States are quickly realizing the savings that can be found for their beleaguered budgets by delaying entry onto Medicaid through the use of life insurance policy conversions into long term care benefit plans. State legislative leaders across the country are taking action with these consumer protection disclosure laws to encourage consumers to convert their life insurance to pay for long term care as an alternative to abandoning their policies. Policy owners exercise their legal right to convert an in-force life insurance policy into a long term care benefit plan and direct tax-free payments to cover their senior housing and long term care costs.

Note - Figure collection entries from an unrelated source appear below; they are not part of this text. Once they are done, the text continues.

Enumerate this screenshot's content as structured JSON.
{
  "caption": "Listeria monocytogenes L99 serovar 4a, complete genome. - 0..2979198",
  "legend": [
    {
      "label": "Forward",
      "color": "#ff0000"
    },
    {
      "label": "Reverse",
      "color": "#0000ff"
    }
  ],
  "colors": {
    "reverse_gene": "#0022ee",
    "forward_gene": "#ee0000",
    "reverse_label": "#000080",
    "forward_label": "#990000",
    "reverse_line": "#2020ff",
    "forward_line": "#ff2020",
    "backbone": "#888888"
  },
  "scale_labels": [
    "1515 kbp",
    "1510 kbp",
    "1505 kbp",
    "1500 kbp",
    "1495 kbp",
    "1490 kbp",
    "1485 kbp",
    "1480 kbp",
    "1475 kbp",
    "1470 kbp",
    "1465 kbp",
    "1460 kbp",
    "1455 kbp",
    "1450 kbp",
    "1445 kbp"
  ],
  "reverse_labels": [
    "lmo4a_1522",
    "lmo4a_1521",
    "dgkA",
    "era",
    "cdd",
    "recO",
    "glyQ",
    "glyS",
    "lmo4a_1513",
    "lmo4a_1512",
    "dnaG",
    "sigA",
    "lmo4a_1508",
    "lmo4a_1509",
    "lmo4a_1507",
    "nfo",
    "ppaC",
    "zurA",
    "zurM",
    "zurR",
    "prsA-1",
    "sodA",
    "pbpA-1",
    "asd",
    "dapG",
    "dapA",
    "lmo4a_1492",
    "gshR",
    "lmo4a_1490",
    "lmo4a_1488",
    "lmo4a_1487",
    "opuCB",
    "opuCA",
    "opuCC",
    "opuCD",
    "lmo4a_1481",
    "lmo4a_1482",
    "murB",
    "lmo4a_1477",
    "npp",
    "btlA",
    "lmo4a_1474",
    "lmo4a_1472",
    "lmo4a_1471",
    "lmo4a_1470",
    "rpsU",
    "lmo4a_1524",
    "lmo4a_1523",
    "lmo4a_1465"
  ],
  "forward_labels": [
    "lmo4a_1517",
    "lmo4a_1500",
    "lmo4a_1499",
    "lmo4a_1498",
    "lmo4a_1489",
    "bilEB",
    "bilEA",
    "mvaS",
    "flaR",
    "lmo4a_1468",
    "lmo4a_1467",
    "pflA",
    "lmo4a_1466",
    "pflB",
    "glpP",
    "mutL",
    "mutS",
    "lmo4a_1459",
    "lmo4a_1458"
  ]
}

Insurance, financial and legal advisors need to be aware of this option and how to incorporate it into a long term care financial plan. Families who have abandoned a life insurance policy, only to later discover it could have been used to pay for long term care, now have the legal precedence behind them to hold their advisor responsible.
Where do we go from here?
The world of long term care planning is starting to resemble the Wild West, where vigilant justice is being extracted by all sides impacted by the long term care funding crisis. Governments have the right to recover funds from families; courts are ruling in favor of corporate interests going after extended family members to claw-back long term care costs; and, in turn, families are going after insurers and advisors years after receiving what they perceive to be “actively concealed,” bad, or incomplete advice.
Advisors are dedicated to helping clients by finding solutions to their needs and problems. The best way to accomplish this is to provide as much information and access to options as possible. Simply not knowing about or ignoring an existing market option will not protect an advisor against the growing trend of angry clients facing financial ruin because of long term care costs that they were unprepared to meet. Clients assume advisors are aware of all options in the market that can help them, and expect to be informed so they can make decisions about how to plan and fund their long term care.

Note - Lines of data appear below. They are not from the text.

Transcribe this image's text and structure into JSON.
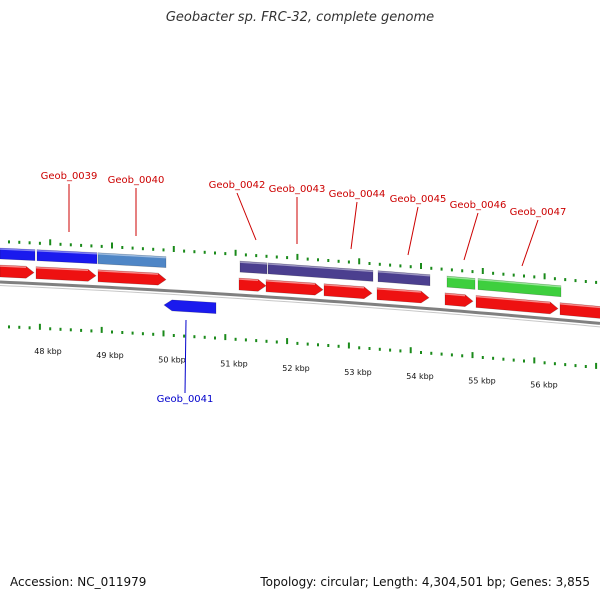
{
  "title": "Geobacter sp. FRC-32, complete genome",
  "footer": {
    "accession": "Accession: NC_011979",
    "summary": "Topology: circular; Length: 4,304,501 bp; Genes: 3,855"
  },
  "colors": {
    "forward_cds": "#ee1111",
    "reverse_cds": "#1a1aee",
    "gene_blue": "#1a1aee",
    "gene_steel": "#4f86c6",
    "gene_purple": "#4b3f8f",
    "gene_green": "#3ecf3e",
    "backbone": "#808080",
    "tick": "#1a8a1a",
    "top_label": "#cc0000",
    "bottom_label": "#0000cc"
  },
  "axis_labels": [
    "48 kbp",
    "49 kbp",
    "50 kbp",
    "51 kbp",
    "52 kbp",
    "53 kbp",
    "54 kbp",
    "55 kbp",
    "56 kbp"
  ],
  "gene_labels_top": [
    "Geob_0039",
    "Geob_0040",
    "Geob_0042",
    "Geob_0043",
    "Geob_0044",
    "Geob_0045",
    "Geob_0046",
    "Geob_0047"
  ],
  "gene_labels_bottom": [
    "Geob_0041"
  ]
}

People want to remain financially independent and in control of their care decisions for as long as possible. People do not want to go onto Medicaid, yet consumers lack awareness and are unprepared for how they are going to cover the costs of home care, assisted living, skilled nursing care, or hospice. It is a subject typically ignored until a loved one is in immediate need of care.
The writing has been on the wall for a long time. The baby boomer crush coupled with the LTC funding crisis is starting to escalate this issue quickly. Consumers want to be private pay and choose the form and place of care that they want. They want to be in control and spare their families financial ruin. Political leaders want to see people remain private pay as long as possible and delay — or, better yet, avoid — Medicaid. Providers of long term care services and supports prefer private pay. People with life policies need to be informed that they can turn their policies into a long term care benefit plan instead of lapsing or surrendering their policy. If they aren’t, unprepared families are facing possible legal action by the government, and advisors are facing possible legal action from unhappy families.